Ma noble épouse, ne me condamnez pas sans m’entendre : vous savez qu’un jour, dans le village de Bethléem, Samuel répandit de l’huile sur ma tête[1] : ainsi je suis roi, et vous êtes la femme d’un roi ; si je me suis joint aux ennemis de la nation, si j’ai fait du mal à mes concitoyens, j’en ai fait davantage à ces ennemis mêmes. Il est vrai que j’ai engagé ma foi au roi de Geth, le généreux Akis : j’ai rassemblé cinq cents malfaiteurs[2] perdus de dettes et de débauches, mais tous bons soldats.
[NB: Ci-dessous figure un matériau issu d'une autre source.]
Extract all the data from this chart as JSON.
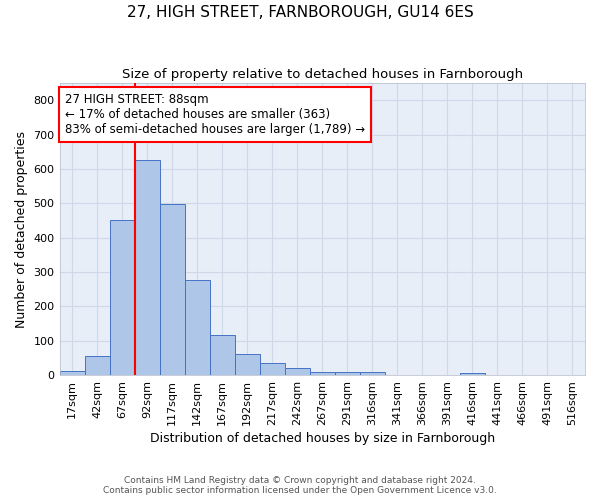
{
  "title": "27, HIGH STREET, FARNBOROUGH, GU14 6ES",
  "subtitle": "Size of property relative to detached houses in Farnborough",
  "xlabel": "Distribution of detached houses by size in Farnborough",
  "ylabel": "Number of detached properties",
  "footer1": "Contains HM Land Registry data © Crown copyright and database right 2024.",
  "footer2": "Contains public sector information licensed under the Open Government Licence v3.0.",
  "bin_labels": [
    "17sqm",
    "42sqm",
    "67sqm",
    "92sqm",
    "117sqm",
    "142sqm",
    "167sqm",
    "192sqm",
    "217sqm",
    "242sqm",
    "267sqm",
    "291sqm",
    "316sqm",
    "341sqm",
    "366sqm",
    "391sqm",
    "416sqm",
    "441sqm",
    "466sqm",
    "491sqm",
    "516sqm"
  ],
  "bar_values": [
    12,
    55,
    450,
    625,
    498,
    278,
    118,
    62,
    35,
    20,
    10,
    10,
    8,
    0,
    0,
    0,
    7,
    0,
    0,
    0,
    0
  ],
  "bar_color": "#aec6e8",
  "bar_edge_color": "#4472c4",
  "grid_color": "#d0d8e8",
  "background_color": "#e8eef8",
  "vline_color": "red",
  "annotation_text": "27 HIGH STREET: 88sqm\n← 17% of detached houses are smaller (363)\n83% of semi-detached houses are larger (1,789) →",
  "annotation_box_color": "white",
  "annotation_box_edge": "red",
  "ylim": [
    0,
    850
  ],
  "yticks": [
    0,
    100,
    200,
    300,
    400,
    500,
    600,
    700,
    800
  ],
  "title_fontsize": 11,
  "subtitle_fontsize": 9.5,
  "axis_label_fontsize": 9,
  "tick_fontsize": 8,
  "annotation_fontsize": 8.5
}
Akis nous a reçus, nous a comblés de bienfaits ; il m’a traité comme son fils, il a eu en moi une entière confiance ; mais je n’ai jamais oublié que je suis juif ; et ayant des commissions du roi Akis pour aller ravager vos terres, j’ai très-souvent ravagé les siennes : j’allais dans les villages les plus éloignés, je tuais[3] tout sans miséricorde, je ne pardonnais ni au sexe ni à l’âge, afin d’être pur devant le Seigneur ; et, afin qu’il ne se trouvât personne qui pût me déceler auprès du roi Akis, je lui amenais les bœufs, les ânes, les moutons, les chèvres des innocents agriculteurs que j’avais égorgés, et je lui disais, par un salutaire mensonge, que c’étaient les bœufs, les ânes, les moutons et les chèvres des Juifs ; quand je trouvais quelque résistance, je faisais scier[4] en deux, par le milieu du corps, ces insolents rebelles, ou je les écrasais sous les dents de leur herse, ou je les faisais rôtir dans des fours à brique[5]. Voyez si c’est aimer sa patrie, si c’est être bon Israélite.

MICHOL.

Ainsi, cruel, tu as également répandu le sang de tes frères et celui de tes alliés, tu as donc trahi également ces deux bienfaiteurs, rien ne t’est sacré : tu trahiras ainsi ta chère Michol, qui brûle pour toi d’un si malheureux amour.

DAVID.

Non, je le jure par la verge d’Aaron, par la racine de Jessé, je vous serai toujours fidèle.

  1. Rois, I, chap. xvi, verset 13.
  2. Rois. I, chap. xxii, verset 2.— Le texte dit quatre cents. (B.)
  3. Rois, I, chap. xxvii, versets 8, 9, 10, 11.
  4. Rois, II, chap. xii, verset 31.
  5. L’auteur confond ici les Ammonites avec les habitants de Geth.